A visit to Fairyland

1970

When I was a child, Fairyland was easy to reach. It was on State Highway 618 in Conneaut Lake, Pa.

Not exactly an enchanted land, this Fairyland offered encounters with fanciful fiberglass structures and a few live animals.

Fairyland Forest opened in 1960, just across the highway from Conneaut Lake Park. It was one of many story-book-themed parks that sprouted across the nation in the 1950s and 1960s to attract young baby boomers. According to Conneaut Lake Park: The First 100 Years of Fun by Lee O. Bush and Richard F. Hersey, Fairyland Forest drew enthusiastic crowds in its early years.

For my family, visiting Conneaut Lake was a summer tradition that started around 1970. We would travel with my maternal grandparents and rent a cottage or motel rooms near Conneaut Lake Park. And, every year, we spend a few hours strolling through Fairyland Forest.

1972

At some point, my grandfather took sole responsibility for this part of our vacation. I’m sure that gave my parents and my grandmother a nice break, and it also helped me and my brother create wonderful memories with our grandfather.

Fairyland Forest displayed scenes out of nursery rhymes (Humpty Dumpty, the Old Woman Who Lived in a Shoe), holidays (the Easter bunny), and Bible stories (Jonah and the whale, Noah’s ark), along with a few random touches (a big frog and turtle you could sit on—an irresistible photo op, at least for my family).

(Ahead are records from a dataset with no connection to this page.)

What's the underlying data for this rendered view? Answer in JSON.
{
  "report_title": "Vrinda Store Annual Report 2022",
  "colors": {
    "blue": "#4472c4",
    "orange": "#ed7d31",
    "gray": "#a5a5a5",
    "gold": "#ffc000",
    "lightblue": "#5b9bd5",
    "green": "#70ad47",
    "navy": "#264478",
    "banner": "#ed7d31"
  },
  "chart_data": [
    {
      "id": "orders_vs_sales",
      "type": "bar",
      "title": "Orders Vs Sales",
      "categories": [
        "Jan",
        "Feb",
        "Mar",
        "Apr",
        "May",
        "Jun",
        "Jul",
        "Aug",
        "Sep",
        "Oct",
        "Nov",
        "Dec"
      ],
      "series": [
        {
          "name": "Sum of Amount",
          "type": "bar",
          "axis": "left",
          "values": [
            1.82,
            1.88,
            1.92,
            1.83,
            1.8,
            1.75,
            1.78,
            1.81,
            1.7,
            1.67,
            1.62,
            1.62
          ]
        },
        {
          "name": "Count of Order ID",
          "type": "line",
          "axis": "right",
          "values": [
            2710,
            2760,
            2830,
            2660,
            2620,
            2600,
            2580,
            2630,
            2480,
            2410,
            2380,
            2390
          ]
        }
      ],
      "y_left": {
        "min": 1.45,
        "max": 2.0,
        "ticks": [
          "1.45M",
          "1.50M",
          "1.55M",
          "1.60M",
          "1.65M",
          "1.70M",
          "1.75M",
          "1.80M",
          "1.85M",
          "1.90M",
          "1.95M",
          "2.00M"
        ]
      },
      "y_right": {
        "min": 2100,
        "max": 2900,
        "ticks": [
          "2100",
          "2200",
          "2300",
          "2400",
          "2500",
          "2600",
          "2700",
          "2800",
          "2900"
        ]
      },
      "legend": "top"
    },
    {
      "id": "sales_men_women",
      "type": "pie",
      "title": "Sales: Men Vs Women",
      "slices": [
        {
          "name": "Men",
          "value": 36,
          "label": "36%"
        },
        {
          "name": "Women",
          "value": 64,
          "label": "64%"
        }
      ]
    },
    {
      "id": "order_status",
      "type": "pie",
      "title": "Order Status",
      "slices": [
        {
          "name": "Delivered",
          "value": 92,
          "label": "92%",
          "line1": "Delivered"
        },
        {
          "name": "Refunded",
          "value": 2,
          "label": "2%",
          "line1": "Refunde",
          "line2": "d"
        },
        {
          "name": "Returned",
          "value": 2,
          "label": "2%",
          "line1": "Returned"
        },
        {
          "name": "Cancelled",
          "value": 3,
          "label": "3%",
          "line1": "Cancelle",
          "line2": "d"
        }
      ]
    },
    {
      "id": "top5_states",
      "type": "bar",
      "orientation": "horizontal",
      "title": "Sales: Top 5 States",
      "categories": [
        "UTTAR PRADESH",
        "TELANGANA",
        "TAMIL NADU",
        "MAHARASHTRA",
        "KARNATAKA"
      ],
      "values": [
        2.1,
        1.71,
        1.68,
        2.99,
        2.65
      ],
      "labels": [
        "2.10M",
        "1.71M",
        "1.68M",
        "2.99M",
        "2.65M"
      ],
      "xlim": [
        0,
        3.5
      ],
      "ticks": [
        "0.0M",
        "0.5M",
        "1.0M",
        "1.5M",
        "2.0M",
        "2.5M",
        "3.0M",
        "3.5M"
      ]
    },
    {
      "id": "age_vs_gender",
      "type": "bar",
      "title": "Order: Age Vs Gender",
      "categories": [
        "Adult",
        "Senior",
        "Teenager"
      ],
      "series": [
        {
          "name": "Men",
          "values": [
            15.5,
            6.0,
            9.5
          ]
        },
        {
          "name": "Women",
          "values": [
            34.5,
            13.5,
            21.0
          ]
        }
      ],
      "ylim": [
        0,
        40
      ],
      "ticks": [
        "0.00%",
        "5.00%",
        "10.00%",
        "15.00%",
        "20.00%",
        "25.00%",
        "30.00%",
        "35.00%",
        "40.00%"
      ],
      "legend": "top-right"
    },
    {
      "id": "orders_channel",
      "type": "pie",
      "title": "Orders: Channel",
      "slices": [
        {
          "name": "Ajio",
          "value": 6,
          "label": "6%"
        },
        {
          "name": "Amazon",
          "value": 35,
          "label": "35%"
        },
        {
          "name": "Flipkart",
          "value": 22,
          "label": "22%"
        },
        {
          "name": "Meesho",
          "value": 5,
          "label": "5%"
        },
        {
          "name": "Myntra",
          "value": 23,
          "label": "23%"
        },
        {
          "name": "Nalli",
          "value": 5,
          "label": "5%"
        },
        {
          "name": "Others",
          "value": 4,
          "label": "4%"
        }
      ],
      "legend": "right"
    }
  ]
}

Past the displays, you found a petting zoo and a playground. Newspaper ads from the 1960s touted “over 100 little live animals that eat out of your hand.” I mostly remember deer and goats and some very aggressive geese.

Turtle has a boo-boo–and I’m wearing tube socks with sandals

You exited the park through a Windmill-shaped building that housed (surprise!) a gift shop.

I enjoyed our Fairyland Forest tradition so much that I never balked at going, even as I entered my teen years. Sentiment blinded me to the park’s deteriorating condition.

1982

We made our final trip in 1983, not knowing then that it would be our last. My grandfather died of lung cancer in 1984. Fairyland Forest closed in 1985, the victim of declining attendance.

A 1986 column in the Washington (Pa.) Observer-Reporter proclaimed: “The demise of Fairyland Forest won’t be considered a loss by anyone who visited there the last few years. In 1983, the attractions were sorely in need of a paint job, and the array of animals displayed there resembled a petting zoo too large for its own good.”

1977

It was a loss to me, though. For years after my grandfather died, I figured I would never return to Conneaut. I thought seeing the RV camping facility that replaced Fairyland Forest would hurt too much. By 1997, my feelings changed, and now I try to support the struggling Conneaut Lake Park with an annual visit.

I take my daughter to Idlewild’s Storybook Forest to give her the Mother Goose experience.

And I journey back to Fairyland in old photos and my memories.